We tried their Sahimi, Tuna Steak and Lobsters in Butter and Garlic. The Sashimi was really fresh, though unlike authentic Japanese, they served it on a bed of fresh seaweed. I didn’t mind the “inauthenticity” however, as I enjoyed the seaweed. The Tuna Steak was good but nothing noteworthy, however the star of the night was the Lobster. Given I’ve only had lobster a few times in my life, it was probably the best lobster I’ve had. We had half a kilo of it for less than a thousand pesos, which you’d be lucky to find at that price in most big cities in the country. Ka Lui is perhaps the closest to “fine dining” that Palawan could offer, but prices are definitely far from it.
Ka Lui is just along the city’s main thoroughfare (Rizal Drive). Reservations, however, are necessary.
Palawan was once home for refugees who escaped from Vietnam as a result of the Vietnam war.

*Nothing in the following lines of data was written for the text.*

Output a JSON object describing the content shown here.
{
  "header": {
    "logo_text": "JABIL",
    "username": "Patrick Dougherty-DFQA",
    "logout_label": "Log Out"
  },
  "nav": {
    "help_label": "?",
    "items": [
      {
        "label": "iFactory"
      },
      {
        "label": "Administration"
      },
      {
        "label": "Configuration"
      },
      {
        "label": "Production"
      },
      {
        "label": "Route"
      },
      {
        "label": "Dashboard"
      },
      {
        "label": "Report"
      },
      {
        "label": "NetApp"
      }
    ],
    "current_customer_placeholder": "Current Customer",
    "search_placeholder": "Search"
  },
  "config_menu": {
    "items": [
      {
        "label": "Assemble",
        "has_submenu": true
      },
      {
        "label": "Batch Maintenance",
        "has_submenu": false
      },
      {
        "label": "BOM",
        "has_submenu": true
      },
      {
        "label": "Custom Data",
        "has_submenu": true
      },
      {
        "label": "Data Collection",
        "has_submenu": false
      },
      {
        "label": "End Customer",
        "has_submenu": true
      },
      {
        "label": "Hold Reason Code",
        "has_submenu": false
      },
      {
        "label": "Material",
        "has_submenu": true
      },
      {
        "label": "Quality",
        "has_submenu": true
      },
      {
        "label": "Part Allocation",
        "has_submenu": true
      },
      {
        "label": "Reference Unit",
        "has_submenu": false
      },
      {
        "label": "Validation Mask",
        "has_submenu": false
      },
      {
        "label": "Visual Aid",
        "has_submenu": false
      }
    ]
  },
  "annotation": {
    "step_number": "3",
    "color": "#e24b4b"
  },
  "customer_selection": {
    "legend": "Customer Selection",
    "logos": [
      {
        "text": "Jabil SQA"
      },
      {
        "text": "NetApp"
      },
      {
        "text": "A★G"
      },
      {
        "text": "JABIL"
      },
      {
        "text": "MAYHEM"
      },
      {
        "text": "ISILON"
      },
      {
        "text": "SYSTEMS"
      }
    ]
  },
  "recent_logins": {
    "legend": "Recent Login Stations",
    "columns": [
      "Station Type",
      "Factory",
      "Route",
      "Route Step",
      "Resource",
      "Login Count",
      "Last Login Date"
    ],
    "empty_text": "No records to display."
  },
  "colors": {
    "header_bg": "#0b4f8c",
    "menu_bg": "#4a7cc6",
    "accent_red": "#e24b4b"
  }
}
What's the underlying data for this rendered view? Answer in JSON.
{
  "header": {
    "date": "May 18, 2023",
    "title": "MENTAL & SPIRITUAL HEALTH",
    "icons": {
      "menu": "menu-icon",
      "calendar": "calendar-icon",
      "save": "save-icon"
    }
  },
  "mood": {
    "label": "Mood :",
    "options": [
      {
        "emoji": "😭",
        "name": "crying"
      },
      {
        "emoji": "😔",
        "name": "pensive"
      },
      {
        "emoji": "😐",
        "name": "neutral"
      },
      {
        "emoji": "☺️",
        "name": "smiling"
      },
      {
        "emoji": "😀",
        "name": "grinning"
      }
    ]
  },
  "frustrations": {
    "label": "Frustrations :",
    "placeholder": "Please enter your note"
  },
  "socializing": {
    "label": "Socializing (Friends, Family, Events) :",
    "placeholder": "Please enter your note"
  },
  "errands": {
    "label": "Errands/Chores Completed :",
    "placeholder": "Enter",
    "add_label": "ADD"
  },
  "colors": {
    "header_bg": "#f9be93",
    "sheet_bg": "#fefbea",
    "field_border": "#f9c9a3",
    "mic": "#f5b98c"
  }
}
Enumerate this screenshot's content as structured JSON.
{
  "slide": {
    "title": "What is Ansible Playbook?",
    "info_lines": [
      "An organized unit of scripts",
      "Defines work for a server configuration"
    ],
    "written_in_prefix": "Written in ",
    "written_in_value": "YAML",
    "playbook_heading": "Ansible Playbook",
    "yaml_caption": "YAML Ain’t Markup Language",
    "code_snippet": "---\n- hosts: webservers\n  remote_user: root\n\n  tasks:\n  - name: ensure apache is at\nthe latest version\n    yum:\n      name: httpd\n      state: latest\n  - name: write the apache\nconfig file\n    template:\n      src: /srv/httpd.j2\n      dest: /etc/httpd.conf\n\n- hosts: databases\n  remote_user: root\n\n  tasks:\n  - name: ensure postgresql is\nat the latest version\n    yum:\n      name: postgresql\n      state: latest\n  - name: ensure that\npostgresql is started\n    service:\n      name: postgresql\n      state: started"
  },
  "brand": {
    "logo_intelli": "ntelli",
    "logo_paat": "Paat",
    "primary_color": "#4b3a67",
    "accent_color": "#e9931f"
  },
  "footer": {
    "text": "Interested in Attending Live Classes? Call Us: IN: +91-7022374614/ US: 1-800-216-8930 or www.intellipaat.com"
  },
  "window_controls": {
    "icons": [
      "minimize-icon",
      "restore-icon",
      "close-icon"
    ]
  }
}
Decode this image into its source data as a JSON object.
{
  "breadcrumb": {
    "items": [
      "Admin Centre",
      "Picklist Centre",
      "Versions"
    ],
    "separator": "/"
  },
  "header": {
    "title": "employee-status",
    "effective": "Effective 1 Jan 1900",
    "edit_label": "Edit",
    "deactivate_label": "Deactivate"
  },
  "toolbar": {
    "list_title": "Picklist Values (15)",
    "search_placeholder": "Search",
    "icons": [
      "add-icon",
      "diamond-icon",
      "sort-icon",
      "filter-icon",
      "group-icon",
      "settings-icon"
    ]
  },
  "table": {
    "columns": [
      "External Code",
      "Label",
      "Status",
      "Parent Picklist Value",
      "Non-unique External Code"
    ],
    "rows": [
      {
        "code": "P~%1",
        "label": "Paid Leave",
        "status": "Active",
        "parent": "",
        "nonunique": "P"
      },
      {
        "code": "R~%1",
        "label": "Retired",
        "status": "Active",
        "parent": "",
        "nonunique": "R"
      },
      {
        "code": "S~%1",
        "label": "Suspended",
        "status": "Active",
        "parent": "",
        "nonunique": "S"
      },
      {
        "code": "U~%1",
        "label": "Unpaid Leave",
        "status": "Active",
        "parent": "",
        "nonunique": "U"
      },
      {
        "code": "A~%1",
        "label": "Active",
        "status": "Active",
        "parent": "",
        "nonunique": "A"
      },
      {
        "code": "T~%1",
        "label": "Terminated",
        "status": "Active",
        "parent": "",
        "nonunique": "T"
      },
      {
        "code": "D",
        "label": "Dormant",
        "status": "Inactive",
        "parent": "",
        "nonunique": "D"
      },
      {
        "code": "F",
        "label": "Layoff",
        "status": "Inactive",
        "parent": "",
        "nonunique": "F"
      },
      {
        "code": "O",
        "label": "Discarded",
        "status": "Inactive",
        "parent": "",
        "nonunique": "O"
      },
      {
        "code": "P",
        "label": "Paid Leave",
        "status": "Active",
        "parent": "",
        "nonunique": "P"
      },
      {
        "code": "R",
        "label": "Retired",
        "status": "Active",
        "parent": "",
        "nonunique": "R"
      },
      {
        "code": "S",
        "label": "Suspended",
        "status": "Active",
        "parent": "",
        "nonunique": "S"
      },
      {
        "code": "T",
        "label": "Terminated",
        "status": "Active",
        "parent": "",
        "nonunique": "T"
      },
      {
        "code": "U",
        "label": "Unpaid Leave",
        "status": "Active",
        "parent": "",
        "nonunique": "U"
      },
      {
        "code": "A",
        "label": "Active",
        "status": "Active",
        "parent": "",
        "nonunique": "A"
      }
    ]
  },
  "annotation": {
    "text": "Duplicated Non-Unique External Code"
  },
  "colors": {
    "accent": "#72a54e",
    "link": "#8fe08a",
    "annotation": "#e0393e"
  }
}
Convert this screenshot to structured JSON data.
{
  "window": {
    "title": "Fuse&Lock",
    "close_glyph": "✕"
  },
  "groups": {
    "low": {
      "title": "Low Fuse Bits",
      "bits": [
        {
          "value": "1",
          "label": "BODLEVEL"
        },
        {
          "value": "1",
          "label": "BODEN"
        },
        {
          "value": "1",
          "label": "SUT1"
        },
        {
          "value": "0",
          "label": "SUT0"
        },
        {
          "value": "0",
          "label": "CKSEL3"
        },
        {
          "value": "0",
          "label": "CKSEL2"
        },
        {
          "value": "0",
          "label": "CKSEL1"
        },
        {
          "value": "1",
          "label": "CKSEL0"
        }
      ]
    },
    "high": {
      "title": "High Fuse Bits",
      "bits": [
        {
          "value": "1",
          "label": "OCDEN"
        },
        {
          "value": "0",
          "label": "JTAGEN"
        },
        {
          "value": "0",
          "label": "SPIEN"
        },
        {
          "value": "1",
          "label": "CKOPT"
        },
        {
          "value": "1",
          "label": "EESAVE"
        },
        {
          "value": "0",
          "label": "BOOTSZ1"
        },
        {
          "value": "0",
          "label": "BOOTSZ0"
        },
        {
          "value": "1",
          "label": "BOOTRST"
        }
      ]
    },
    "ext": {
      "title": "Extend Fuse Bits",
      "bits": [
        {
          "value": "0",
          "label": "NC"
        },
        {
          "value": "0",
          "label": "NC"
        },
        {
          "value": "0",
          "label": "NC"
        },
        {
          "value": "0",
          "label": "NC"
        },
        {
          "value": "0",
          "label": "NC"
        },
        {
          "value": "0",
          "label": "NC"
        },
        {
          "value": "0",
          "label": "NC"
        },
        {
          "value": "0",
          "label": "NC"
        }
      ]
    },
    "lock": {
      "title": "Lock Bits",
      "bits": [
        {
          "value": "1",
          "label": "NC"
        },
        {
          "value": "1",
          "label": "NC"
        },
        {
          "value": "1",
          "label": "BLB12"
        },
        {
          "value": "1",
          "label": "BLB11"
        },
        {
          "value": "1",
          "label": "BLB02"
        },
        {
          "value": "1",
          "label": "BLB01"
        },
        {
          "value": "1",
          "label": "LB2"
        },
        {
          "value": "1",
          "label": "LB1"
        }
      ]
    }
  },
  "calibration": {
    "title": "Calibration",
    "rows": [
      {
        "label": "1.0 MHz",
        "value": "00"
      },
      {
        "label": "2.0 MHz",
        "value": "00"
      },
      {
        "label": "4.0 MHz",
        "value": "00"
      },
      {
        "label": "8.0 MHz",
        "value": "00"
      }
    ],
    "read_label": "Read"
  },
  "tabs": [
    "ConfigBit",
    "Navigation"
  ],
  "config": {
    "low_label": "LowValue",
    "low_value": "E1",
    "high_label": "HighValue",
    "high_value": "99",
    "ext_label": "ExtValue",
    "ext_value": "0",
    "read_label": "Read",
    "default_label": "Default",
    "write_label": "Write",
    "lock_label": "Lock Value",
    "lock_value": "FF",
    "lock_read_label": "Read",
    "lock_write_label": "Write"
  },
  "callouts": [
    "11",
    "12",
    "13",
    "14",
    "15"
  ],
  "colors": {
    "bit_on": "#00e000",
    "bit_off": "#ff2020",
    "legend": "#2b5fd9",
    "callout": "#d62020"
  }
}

Most of the former refugees have now gone on to greener pastures, and sadly there are few memoirs of them left, however if there’s one thing they left behind as legacy, it’s their food. One of the most popular in Puerto is the Pho (rice noodles in soup), which they call locally as “chaolong”. There are still a number of places in the city that serve chaolong, and it’s not be missed.
Pho Saigon, just around a kilometer north of Go! Hotel offers the most affordable Vietnamese dishes I have seen in the country. Their Pho Bo Kho costs only 60ph for one good sized bowl, and the fresh seafood spring roll that we had was only 55php. It costs less than a Jollibee value meal, and is way more satisfying! And if you ever go there, try the Bahn Mi Bo (French Bread with Beef) – I never thought much of French Bread, until I had this.
Puerto also has its own treats for the sweet tooth. The most popular pastry shop and cafe in the city is Divine Sweets. Originally found only within the city center, they have also opened a new branch inside the Robinson’s Place, making it more accesible if you happen to stay nearby. They have a wide range of cakes and a full menu of dishes, though we only got to try a slice of their mango cheesecake and a cup of their white chocolate latte, due to our short and hectic itinerary. We can tell the cheesecake was made of real sweet mangoes, and was not “cheated” by adding a lot of sweeteners, but the white chocolate latte was too sweet especially when taken with the cake. Perhaps I should just have had plain brewed coffee instead.
Another popular restaurant along Rizal Drive is Kinabuch’s, although unlike Ka Lui, this one also doubles as a late evening hang out spot. Their menu has a wide range of Filipino dishes, and I must say they are not bad either, although they don’t come close to Ka Lui in terms of bang for the buck. The good thing is no reservations are required here, and so it’s a good place to go to for a quick bite, or a quick drink.
* All photos taken last June 2012, using an Olympus EPM-2 with Zuiko 14-42mm IIR.